L’emploi en lui-même constitue l’une des « expériences sociales centrales » pour chaque individu à la fois en âge d’avoir et ayant une activité socioprofessionnelle (Maruani et Reynaud 2004). Qu’il s’agisse du Nord ou du Sud, caractériser l’emploi ne peut se faire qu’en posant la question de comment et sous quelles formes cette expérience est susceptible de se matérialiser (Edgell et al., 2015). Cette approche, revendiquée dans ce numéro et qui rassemble la socio-économie du travail et celle du développement, implique de facto de partir du postulat que l’emploi n’est en aucun cas séparable des individus qui l’occupent et du reste de leur vie. Ainsi, si toute activité est inscrite dans un rapport social d’emploi1 composé d’un ensemble d’éléments qui encadrent intrinsèquement son expression (Lallement 2007), la prise en compte de la dimension institutionnalisée de l’emploi pousse alors nécessairement à regarder et à classer la variété de ses formes.
D’abord observé au Sud puis au Nord, ce rapport social tend à hybrider les formes d’activité créant une vaste « zone grise » de l’emploi dont 19l’origine historique se loge au cœur des années 1980 et des mutations des systèmes institutionnels d’accumulation.
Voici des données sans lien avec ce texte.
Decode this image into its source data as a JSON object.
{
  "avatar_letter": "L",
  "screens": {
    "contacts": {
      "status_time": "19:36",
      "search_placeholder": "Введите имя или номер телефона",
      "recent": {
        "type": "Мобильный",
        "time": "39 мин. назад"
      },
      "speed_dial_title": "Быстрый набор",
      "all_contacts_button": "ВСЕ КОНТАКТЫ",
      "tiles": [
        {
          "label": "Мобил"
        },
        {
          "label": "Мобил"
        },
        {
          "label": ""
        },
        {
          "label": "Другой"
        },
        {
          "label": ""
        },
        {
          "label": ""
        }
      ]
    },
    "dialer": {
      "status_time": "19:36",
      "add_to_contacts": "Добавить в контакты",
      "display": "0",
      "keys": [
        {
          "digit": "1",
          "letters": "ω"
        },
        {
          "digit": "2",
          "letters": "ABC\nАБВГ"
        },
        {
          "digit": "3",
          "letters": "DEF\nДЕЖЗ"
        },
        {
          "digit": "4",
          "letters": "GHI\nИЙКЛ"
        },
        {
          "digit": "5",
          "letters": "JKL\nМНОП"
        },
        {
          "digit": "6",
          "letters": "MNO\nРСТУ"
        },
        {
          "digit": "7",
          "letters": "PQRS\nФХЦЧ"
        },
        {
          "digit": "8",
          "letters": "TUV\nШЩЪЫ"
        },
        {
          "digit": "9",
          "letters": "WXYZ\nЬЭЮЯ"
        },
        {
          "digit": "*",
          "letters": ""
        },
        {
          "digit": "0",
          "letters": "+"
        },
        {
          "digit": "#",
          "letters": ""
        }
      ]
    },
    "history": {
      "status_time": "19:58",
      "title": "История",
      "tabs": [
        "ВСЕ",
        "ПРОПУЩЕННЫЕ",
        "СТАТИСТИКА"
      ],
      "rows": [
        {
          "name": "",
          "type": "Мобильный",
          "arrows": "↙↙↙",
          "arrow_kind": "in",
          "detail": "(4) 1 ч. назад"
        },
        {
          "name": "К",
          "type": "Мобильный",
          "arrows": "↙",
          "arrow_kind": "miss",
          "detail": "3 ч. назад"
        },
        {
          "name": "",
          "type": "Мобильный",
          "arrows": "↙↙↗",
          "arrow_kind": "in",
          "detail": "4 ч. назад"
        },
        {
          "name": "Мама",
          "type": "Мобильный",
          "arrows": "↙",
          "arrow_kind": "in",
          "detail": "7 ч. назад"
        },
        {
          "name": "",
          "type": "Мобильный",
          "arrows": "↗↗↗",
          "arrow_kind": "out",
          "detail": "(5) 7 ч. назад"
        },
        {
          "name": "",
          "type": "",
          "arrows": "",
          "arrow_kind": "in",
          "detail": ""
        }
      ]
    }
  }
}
Ce constat du brouillage généralisé entre différentes catégories, salariat et indépendance, activités formelles et informelles2, longtemps jugées imperméables, procède de deux grands mouvements (Supiot, 1999) : un glissement des normes à la faveur d’une extension des formes atypiques d’emploi pour des professions déjà existantes ou émergentes, renvoyant à l’idée d’une institutionnalisation inégale de l’emploi, la superposition des situations impliquant une instabilité des statuts (Azaïs, 2014). Face à cette reconfiguration, les typologies traditionnellement utilisées, opposant emplois salariés et indépendants ou formels et informels, sont mises sous tension (Azaïs et Carleial, 2017), poussant les chercheurs et chercheuses comme les organisations internationales à les questionner en se réappropriant une perspective « depuis les Suds ».
Longtemps considérée comme une catégorie reine en socio-économie du développement pour analyser les spécificités de l’emploi au Sud, la notion d’informalité mettait initialement au jour les capacités autonomes du marché du travail à produire les ressources nécessaires aux besoins d’une nouvelle population urbaine affluant sous l’effet de l’exode rural (Hart, 1973). L’idée de dualisme du marché du travail adapte, au départ, les approches par la segmentation pour distinguer un segment formel productif, doté d’un contenu technologique important, caractérisé par l’existence de fortes barrières à l’entrée en termes de capital pour les entrepreneurs et de compétences pour les employés, d’un secteur informel regroupant de petites activités familiales à la production erratique, sans processus d’accumulation, et se contentant d’assurer la survie de ménages pauvres en l’absence de filet de protection sociale (Sethuraman, 1976 ; Peattie, 1980). À partir des années 2000, l’OIT (Organisation Internationale du Travail) offrait un prolongement de cette vision en l’associant à une perspective plus normative orientée vers la protection des travailleurs. Ce changement majeur reconnait ainsi toute la complexité des pratiques d’emploi au sein et en dehors d’un secteur informel dont les représentations étaient trop statiques initialement. Les acteurs de 20l’économie informelle, petits entrepreneurs ou employés, sont ceux qui se situent en dehors du champ d’action des systèmes de protection sociale, de la réglementation du travail, des droits syndicaux et de la sécurité au travail (Tokman, 2007 ; Kucera et Roncolato, 2008).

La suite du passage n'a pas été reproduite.